My Grandmother, who is on Medicare, can choose to go with either network. She chooses the second hospital's. My friend's girlfriend, who was on Medicaid, was pregnant. She could choose her prenatal and delivery at either network's hospital. She chose to do both at the second hospital. Members of Congress, who receive government provided health care, sure as hell wouldn't choose the first hospital either. They get to choose because of socialised medicine. This not only refutes the "lose your choice" talking point, it also shoots down the "free markets" BS that right wingers spout. In a free market I would be free to choose which hospital to go to. Insurance totally screws up the market because I, and many others, are forced by our insurance to go to the worst hospitals because they're cheaper. In a free market the poor hospitals would have no patients and close while the better hospital expands because all the patients go there. The market is tipped by insurance companies propping up these badly performing hospitals.
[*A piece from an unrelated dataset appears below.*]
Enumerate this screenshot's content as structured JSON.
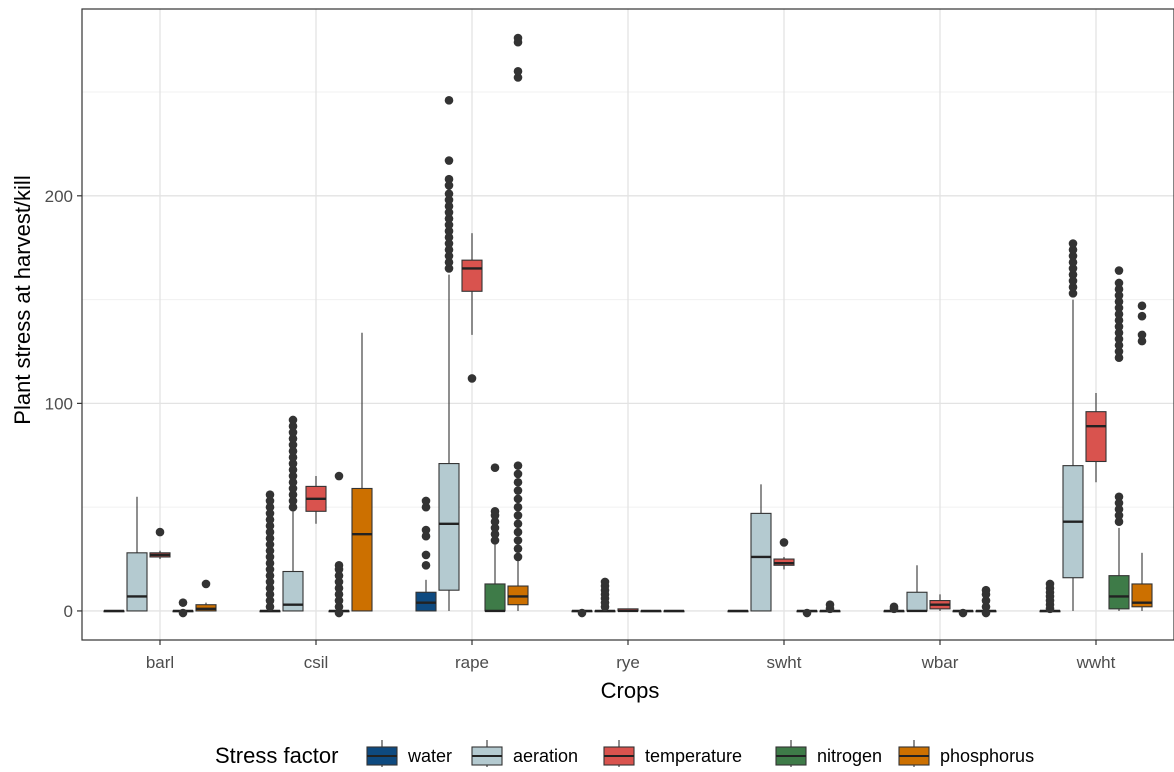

In a US of A with single payer health care people would be free to choose which hospital they went to and my area would either see the first hospital improve or be forced to close.
In a US of A with single payer health care I could have had that quick in and out at the clinic, which was my first choice. Instead, in this US of A with employer provided health coverage, I was forced to take a much more expensive trip to the ER where I never received treatment and an even more expensive, for me, trip to an out of network ER to even get seen!
Single payer would have been quicker, would have been cheaper and would have been much easier on the patient.